Health care professionals say Bachmann’s comments about the HPV vaccine are not just untrue: They also could do serious damage to efforts to immunize millions of pre-teen girls.

Here’s what she said on Tuesday, after she said a supporter approached her “in tears”:’She told me her daughter took the vaccine and suffered from mental retardation, thereafter this is a very dangerous drug. There are very dangerous consequences.”

That’s FALSE.

According the Centers for Disease Control, the HPV vaccine is safe and almost 100 percent effective against cervical cancer.

It is administered to pre-teen girls, because it is most effective before sexual activity begins.

Thirty-five million doses have been given. Side effects are rare, with some 19,000 cases reported.

And there’s not a single case of what Bachmann calls “mental retardation.”

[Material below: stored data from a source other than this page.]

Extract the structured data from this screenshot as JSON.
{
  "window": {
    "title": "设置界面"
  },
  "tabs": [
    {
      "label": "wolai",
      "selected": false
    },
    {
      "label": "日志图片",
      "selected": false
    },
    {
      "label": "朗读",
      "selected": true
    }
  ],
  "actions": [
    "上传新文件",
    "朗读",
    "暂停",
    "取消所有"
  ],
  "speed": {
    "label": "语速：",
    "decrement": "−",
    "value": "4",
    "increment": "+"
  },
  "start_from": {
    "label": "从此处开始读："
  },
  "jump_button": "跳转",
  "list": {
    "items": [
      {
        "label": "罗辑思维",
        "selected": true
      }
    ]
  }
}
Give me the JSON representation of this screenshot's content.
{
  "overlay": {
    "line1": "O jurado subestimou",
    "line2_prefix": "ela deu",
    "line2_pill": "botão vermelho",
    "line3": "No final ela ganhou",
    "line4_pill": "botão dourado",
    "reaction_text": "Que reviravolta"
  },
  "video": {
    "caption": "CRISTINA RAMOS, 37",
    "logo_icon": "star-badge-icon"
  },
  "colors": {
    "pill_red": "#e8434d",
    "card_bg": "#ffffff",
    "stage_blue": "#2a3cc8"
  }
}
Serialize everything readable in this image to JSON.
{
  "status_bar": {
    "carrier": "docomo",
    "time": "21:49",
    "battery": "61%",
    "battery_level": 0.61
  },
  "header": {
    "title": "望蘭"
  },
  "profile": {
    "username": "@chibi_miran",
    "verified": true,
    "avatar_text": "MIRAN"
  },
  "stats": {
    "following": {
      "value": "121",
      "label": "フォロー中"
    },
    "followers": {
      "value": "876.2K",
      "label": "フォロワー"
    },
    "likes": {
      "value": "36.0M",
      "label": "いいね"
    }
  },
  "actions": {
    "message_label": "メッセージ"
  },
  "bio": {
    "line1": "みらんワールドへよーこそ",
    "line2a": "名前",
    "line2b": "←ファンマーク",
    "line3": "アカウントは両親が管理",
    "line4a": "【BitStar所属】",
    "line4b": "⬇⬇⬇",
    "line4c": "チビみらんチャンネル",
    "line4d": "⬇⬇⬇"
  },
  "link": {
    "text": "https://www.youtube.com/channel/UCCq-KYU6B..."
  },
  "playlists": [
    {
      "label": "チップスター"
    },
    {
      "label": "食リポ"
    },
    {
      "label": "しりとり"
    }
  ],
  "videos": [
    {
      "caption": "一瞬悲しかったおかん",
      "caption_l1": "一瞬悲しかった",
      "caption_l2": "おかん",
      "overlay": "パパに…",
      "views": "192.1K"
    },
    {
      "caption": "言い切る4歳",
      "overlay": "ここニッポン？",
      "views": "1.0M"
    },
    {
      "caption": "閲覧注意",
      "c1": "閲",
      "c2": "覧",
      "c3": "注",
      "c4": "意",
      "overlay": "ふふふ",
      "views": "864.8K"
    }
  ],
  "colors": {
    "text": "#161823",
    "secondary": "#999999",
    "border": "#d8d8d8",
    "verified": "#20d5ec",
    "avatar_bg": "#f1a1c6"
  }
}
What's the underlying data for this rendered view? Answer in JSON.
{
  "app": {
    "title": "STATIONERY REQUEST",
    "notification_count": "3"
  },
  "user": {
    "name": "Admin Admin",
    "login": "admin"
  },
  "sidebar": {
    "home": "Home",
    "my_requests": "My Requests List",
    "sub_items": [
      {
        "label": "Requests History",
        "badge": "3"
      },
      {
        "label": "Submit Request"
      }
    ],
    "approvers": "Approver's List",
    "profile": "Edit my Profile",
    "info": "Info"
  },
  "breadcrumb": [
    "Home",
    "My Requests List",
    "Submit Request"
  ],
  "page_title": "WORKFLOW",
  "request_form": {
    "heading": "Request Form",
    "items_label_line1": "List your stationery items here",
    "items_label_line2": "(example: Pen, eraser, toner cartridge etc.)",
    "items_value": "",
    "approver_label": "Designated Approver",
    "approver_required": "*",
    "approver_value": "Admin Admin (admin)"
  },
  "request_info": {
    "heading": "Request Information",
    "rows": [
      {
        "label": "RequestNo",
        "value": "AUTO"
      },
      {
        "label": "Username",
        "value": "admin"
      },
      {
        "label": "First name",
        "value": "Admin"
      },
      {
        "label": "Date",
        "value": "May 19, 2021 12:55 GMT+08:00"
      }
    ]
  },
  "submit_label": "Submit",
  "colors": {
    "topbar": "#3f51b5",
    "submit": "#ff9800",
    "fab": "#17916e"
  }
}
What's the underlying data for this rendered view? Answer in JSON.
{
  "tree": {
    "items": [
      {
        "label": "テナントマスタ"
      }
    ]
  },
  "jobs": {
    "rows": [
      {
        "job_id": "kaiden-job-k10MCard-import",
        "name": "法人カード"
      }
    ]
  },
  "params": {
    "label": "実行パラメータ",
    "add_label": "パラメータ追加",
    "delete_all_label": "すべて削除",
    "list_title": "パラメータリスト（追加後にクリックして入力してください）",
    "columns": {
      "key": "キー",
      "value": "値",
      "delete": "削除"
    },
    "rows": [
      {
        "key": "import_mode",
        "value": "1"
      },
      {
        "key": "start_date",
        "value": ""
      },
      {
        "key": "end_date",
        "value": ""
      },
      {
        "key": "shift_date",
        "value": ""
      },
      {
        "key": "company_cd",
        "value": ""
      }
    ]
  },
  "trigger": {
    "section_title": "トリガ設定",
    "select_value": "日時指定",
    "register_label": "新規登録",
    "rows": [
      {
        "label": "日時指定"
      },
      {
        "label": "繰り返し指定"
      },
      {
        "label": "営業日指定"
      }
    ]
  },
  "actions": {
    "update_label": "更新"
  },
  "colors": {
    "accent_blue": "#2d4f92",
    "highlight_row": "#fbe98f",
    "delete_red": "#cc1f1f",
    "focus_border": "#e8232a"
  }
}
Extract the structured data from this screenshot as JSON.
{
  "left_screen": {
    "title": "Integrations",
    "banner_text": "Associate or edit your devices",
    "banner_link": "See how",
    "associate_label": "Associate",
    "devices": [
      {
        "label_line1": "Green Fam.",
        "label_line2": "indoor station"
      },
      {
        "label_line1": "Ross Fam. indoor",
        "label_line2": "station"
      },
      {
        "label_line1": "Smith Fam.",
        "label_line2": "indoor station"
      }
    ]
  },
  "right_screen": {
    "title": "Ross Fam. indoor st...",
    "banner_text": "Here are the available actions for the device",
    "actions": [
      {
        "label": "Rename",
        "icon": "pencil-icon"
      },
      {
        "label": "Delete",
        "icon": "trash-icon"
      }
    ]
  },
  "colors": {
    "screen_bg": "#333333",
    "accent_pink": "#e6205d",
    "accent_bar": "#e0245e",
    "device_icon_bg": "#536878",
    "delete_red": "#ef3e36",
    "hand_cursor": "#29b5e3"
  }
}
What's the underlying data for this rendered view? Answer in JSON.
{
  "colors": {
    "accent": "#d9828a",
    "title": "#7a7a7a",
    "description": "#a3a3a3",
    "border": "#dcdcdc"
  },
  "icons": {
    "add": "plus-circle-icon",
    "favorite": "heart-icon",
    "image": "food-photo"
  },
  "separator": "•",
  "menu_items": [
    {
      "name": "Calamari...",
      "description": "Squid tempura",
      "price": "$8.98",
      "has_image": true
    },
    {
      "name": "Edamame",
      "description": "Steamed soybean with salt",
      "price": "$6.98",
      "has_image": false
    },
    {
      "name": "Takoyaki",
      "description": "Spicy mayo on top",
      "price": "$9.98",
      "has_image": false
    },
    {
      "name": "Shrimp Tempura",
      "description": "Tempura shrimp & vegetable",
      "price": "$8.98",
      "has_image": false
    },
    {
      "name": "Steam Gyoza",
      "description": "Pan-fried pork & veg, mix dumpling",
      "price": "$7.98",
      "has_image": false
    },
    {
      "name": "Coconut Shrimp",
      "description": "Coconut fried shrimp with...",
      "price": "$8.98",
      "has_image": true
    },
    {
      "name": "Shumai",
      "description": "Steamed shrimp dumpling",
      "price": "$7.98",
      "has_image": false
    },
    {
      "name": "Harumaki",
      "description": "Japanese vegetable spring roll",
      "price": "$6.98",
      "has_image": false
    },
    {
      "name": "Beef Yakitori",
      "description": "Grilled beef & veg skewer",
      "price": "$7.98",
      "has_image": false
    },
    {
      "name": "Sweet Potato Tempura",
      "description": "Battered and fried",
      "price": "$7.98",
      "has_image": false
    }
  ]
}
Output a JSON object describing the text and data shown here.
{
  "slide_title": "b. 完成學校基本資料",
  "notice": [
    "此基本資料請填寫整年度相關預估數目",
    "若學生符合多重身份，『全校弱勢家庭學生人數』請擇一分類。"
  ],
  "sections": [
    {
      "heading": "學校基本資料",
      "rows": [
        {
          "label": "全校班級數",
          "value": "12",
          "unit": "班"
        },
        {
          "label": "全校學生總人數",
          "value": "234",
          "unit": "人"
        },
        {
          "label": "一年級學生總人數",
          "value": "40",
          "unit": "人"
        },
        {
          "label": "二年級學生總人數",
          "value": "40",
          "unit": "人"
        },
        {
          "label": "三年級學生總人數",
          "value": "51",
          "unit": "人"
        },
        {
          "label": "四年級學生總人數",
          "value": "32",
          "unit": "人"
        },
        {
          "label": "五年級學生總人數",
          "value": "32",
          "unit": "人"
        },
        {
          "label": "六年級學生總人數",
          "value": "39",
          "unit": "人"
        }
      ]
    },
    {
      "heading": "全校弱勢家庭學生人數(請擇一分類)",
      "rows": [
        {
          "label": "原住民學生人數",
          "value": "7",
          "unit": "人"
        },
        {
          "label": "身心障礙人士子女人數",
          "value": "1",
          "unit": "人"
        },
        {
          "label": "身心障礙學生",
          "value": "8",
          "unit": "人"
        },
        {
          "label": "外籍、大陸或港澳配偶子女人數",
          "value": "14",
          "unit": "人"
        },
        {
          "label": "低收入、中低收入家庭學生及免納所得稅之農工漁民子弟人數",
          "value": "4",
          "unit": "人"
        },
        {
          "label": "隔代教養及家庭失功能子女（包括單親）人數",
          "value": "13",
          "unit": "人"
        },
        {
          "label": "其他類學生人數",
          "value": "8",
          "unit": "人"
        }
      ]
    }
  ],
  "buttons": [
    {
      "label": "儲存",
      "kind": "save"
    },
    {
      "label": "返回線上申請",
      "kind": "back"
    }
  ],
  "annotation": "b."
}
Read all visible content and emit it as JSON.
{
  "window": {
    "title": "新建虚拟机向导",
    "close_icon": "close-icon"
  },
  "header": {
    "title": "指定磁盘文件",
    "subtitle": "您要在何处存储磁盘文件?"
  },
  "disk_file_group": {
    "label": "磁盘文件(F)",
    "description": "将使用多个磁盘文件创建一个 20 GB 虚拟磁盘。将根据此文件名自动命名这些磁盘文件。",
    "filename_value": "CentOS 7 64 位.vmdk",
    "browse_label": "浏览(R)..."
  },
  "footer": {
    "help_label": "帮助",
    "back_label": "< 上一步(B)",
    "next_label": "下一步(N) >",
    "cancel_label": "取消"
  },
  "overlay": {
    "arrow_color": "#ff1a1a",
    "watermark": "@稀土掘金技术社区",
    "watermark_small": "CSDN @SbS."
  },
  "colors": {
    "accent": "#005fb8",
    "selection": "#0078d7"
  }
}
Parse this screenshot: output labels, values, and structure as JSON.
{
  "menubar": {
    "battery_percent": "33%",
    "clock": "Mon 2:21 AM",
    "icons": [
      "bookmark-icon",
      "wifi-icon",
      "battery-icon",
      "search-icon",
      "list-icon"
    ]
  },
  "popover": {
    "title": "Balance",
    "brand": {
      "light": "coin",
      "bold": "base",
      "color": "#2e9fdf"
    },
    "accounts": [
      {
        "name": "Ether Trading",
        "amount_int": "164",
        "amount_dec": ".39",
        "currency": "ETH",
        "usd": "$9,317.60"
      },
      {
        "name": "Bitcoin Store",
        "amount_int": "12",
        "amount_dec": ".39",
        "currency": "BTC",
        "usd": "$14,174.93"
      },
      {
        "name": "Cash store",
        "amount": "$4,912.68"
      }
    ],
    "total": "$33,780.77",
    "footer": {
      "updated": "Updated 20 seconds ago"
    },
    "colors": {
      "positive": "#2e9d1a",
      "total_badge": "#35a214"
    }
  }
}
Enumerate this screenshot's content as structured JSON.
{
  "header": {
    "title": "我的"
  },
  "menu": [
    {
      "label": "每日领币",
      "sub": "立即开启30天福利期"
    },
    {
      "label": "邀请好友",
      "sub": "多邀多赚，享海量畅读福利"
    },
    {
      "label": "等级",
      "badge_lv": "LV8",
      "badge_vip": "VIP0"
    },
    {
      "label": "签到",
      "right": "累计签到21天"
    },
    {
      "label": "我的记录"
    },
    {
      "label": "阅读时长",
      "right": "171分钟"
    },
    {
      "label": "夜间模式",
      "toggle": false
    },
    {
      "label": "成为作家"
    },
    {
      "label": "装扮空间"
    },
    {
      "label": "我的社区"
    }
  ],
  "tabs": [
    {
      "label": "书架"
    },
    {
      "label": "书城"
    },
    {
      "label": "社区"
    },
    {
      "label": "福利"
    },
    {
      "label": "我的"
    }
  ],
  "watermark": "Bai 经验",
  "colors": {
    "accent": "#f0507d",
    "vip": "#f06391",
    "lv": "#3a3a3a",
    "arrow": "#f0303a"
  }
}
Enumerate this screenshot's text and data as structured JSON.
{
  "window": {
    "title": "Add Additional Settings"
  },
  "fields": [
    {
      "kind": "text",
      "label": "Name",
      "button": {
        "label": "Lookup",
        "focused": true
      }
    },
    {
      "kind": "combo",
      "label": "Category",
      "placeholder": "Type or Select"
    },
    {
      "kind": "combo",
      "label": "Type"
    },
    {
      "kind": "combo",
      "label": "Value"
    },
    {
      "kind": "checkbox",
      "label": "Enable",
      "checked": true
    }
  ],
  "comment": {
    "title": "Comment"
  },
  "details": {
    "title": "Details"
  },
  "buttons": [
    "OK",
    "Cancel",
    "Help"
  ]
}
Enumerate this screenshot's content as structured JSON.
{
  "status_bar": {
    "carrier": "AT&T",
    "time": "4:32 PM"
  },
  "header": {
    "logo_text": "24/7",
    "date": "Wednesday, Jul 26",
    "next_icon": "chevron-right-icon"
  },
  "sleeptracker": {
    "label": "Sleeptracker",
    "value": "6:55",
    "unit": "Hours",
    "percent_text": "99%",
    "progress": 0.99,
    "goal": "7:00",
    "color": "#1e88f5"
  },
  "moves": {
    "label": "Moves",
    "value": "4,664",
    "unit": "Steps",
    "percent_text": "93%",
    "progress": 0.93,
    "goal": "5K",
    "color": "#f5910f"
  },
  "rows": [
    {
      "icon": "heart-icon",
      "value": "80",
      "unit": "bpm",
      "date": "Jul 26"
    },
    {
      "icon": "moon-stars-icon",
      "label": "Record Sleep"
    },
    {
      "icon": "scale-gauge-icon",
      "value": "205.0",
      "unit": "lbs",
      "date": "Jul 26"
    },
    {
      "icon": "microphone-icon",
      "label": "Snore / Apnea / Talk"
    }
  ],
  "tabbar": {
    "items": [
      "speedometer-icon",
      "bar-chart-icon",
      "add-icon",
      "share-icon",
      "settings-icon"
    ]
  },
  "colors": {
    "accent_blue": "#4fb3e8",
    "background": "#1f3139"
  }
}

That’s NOT THE WHOLE STORY.

The CDC says 37.8 percent of Minnesota girls completed the 3-dose series of HPV vaccines in 2010.

That’s up from 27 percent in 2009.

But it’s still far below the 50 percent rate health professionals say is necessary to effectively immunize pre-teens against cervical cancer later in life.

It would be nice to believe that Republican voters finally got fed up with Michele Bachmann’s serial falsehoods, but, face it, that is unlikely. If nothing else, Republican voters have shown that they’ll believe just about anything, no matter how outrageous, as long as it fits into their distorted view of the world — a world in which whites are superior to other races, America is hated because of its freedom and Jesus Christ was a Ayn Randian capitalist who viewed the poor, sick and homeless as pariahs, just like they do.

At best, Republicans have either moved on to the male candidate whose Luddite, know-nothing views are roughly the same as Bachmann, as was noted earlier — or perhaps they are rejecting her, not because she is a liar, but because she has proved to be so bad at it.